Conseil constitutionnel, Décision n° 2010-33 QPC du 22 septembre 2010

Le Conseil constitutionnel, par sa décision du 22 septembre 2010, se prononce sur la conformité de dispositions relatives aux cessions gratuites de terrains. À l’occasion d’un litige administratif, une partie conteste l’obligation de céder gratuitement une fraction de sa propriété foncière aux autorités publiques locales. Cette exigence intervient lors de la délivrance d’un permis de construire pour la création de nouveaux bâtiments ou de nouvelles surfaces de construction.

La question prioritaire de constitutionnalité est transmise par le Conseil d’État afin de vérifier la validité de l’article litigieux du code de l’urbanisme. La requérante soutient que l’absence d’indemnisation pour cette cession forcée méconnaît les principes fondamentaux régissant la propriété et les libertés publiques constitutionnelles. Le problème juridique porte sur la capacité du législateur à déléguer aux communes un pouvoir d’appréciation étendu sans définir les garanties nécessaires.

Le Conseil constitutionnel censure la disposition car le législateur n’a pas épuisé sa propre compétence pour encadrer cette atteinte au droit de propriété. Cette analyse impose d’étudier d’abord le constat d’une méconnaissance de la compétence législative puis d’envisager la protection rigoureuse du droit de propriété.

I. Le constat d’une méconnaissance de la compétence législative

A. L’insuffisance du cadre légal des cessions

Le législateur permettait d’imposer aux constructeurs des « cessions gratuites de terrains destinés à être affectés à certains usages publics » sans plus de précision. Cette rédaction laissait à l’administration un « plus large pouvoir d’appréciation » sur l’application de la contrainte sans fixer de limites matérielles claires. L’imprécision de la loi concernant la destination des terrains cédés rendait la mesure arbitraire et imprévisible pour les bénéficiaires des autorisations d’urbanisme.

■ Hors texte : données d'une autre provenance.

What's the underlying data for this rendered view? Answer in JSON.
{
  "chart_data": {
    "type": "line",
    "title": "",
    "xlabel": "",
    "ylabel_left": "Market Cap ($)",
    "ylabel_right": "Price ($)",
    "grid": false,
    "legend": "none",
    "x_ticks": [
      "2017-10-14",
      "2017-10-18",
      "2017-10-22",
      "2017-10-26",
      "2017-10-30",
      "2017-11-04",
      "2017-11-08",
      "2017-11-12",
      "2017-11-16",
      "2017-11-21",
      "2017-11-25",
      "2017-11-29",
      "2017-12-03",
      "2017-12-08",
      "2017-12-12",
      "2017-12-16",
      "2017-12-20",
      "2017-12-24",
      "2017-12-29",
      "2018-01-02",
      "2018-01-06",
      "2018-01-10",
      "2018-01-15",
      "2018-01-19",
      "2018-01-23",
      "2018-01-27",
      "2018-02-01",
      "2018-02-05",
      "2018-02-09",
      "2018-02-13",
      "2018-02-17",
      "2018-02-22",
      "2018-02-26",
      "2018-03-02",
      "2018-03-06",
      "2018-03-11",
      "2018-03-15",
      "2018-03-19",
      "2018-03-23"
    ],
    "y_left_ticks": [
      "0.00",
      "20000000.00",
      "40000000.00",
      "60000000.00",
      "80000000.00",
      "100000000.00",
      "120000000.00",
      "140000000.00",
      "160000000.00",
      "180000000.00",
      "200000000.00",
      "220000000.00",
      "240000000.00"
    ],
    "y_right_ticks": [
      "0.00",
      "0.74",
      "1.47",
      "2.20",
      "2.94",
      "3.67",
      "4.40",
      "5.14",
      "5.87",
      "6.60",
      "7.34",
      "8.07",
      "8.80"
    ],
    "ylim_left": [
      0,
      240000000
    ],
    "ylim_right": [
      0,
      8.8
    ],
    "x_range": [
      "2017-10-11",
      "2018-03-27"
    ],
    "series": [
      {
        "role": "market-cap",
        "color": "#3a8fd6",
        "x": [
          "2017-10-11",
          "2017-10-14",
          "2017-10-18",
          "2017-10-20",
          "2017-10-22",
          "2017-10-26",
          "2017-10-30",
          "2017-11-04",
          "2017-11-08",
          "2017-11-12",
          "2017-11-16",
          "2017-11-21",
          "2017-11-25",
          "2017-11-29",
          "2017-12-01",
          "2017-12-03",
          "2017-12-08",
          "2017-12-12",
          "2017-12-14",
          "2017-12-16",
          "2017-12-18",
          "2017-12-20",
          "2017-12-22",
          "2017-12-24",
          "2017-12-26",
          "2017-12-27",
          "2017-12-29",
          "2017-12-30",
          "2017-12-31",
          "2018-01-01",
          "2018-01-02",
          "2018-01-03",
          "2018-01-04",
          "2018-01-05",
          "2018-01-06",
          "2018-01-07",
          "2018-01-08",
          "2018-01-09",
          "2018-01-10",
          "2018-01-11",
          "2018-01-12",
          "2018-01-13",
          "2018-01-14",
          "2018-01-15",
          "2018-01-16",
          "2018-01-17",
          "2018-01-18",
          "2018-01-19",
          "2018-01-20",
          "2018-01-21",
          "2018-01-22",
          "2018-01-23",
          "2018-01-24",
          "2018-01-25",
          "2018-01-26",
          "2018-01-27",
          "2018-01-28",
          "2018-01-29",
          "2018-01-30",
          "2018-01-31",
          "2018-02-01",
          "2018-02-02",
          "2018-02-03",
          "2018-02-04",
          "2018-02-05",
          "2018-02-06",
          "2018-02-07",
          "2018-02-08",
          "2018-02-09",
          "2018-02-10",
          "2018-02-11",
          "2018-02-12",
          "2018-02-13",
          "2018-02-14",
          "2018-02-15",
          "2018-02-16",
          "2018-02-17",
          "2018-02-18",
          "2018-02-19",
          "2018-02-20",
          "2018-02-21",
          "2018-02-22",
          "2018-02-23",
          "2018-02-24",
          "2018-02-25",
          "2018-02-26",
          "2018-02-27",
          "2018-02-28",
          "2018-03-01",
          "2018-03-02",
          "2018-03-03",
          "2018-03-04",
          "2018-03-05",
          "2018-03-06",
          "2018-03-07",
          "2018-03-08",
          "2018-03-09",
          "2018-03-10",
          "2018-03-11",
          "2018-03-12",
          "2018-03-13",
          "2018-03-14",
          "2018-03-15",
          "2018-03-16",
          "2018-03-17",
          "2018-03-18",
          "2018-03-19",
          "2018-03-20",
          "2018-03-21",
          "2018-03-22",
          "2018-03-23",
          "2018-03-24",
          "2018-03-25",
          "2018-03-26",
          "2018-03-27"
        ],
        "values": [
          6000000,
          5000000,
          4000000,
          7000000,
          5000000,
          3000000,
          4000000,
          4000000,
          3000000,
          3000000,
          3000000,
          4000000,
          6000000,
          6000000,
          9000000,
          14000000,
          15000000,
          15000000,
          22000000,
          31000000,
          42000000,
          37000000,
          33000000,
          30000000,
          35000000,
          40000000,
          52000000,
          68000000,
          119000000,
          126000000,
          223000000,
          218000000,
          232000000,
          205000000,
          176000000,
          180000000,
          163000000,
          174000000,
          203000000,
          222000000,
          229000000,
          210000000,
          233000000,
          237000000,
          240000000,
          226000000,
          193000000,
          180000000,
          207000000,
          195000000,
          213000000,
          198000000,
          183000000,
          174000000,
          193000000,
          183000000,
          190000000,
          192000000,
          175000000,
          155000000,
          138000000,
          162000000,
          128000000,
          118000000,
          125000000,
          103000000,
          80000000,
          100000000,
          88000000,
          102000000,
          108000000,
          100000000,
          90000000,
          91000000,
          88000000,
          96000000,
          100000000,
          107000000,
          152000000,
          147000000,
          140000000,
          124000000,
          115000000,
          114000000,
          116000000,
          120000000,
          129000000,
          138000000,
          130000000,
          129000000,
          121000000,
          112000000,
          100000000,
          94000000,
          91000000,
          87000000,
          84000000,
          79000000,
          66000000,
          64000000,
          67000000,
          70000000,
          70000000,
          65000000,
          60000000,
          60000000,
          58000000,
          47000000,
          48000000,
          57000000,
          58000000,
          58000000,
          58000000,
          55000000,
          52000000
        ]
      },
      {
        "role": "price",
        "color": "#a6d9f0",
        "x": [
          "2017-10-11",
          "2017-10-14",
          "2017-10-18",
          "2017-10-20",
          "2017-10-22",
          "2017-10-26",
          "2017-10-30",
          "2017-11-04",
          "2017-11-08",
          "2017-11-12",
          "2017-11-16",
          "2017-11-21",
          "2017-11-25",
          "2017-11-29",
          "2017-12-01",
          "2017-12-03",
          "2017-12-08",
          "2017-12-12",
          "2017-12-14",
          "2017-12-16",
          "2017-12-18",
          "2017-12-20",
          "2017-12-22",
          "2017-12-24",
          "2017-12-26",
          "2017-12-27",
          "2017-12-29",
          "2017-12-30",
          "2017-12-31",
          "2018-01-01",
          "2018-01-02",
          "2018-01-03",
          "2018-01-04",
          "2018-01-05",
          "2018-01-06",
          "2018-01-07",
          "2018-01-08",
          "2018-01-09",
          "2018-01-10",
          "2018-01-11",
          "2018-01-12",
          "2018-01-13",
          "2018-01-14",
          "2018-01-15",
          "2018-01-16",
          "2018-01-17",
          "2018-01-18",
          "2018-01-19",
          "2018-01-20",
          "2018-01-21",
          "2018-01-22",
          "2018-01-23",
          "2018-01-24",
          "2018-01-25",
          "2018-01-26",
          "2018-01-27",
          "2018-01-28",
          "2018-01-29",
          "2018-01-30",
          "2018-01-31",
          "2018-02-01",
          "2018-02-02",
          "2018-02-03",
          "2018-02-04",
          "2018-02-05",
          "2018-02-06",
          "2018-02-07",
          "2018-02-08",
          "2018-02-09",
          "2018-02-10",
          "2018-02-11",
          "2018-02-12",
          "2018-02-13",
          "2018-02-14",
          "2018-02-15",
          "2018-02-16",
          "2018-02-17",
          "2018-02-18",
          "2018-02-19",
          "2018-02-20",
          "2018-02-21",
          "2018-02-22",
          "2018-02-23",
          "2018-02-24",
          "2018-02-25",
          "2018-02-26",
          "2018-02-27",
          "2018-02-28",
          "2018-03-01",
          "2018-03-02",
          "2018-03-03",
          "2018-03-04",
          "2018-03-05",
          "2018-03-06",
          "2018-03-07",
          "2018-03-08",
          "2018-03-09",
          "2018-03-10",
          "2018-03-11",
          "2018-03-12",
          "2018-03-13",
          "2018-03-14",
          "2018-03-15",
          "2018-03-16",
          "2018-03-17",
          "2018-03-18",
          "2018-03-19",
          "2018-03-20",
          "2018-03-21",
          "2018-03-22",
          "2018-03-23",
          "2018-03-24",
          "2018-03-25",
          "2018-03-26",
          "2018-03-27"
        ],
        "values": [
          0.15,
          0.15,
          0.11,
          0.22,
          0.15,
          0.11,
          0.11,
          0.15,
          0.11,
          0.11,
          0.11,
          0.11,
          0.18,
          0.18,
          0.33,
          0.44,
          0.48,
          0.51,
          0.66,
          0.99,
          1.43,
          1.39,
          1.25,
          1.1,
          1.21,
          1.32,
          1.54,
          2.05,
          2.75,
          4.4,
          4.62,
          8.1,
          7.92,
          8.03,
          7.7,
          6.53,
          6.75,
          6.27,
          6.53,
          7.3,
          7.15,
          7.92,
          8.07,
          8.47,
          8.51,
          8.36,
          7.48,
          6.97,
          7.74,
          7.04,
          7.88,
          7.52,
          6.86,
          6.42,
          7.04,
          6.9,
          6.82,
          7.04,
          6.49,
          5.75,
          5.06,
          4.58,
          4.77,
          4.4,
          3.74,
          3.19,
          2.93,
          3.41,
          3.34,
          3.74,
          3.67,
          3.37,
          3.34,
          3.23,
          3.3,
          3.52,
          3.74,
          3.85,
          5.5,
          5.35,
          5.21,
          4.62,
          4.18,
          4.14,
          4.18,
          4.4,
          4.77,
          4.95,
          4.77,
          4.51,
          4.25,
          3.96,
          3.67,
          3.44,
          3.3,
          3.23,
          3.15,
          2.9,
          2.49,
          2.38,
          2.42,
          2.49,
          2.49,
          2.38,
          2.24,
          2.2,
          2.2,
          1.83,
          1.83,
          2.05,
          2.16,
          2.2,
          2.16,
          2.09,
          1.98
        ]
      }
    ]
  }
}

B. La sanction de l’incompétence négative

L’incompétence négative est soulevée lorsque le législateur ne détermine pas suffisamment les règles dont la Constitution lui a confié la définition exclusive. En l’espèce, le juge constitutionnel rappelle que « la loi détermine les principes fondamentaux du régime de la propriété » conformément à l’article 34. Le défaut d’encadrement législatif des usages publics affectés aux terrains constitue ici un manquement direct à cette obligation de compétence législative intégrale.

II. La protection rigoureuse du droit de propriété

A. La méconnaissance des garanties constitutionnelles

La décision réaffirme la valeur fondamentale de l’article 17 de la Déclaration de 1789 protégeant la propriété comme un « droit inviolable et sacré ». L’absence d’une « juste et préalable indemnité » pour le propriétaire lésé par la cession gratuite contrevient frontalement aux exigences de ce texte constitutionnel. Aucune disposition législative n’instituait de garanties suffisantes pour prévenir une spoliation injustifiée au profit de la collectivité publique sans contrepartie financière réelle.

B. La portée de l’abrogation de la norme

La déclaration d’inconstitutionnalité entraîne l’abrogation immédiate du texte, privant ainsi les autorités locales de la possibilité d’exiger de telles contributions gratuites. Cette sanction peut être invoquée dans toutes les instances en cours dont l’issue dépend de l’application de ces dispositions désormais frappées d’invalidité. Le juge constitutionnel impose ainsi au Parlement de redéfinir un cadre respectueux des équilibres entre les nécessités de l’aménagement et les libertés individuelles.

Source : Cour de cassation – Base Open Data « Judilibre » & « Légifrance ».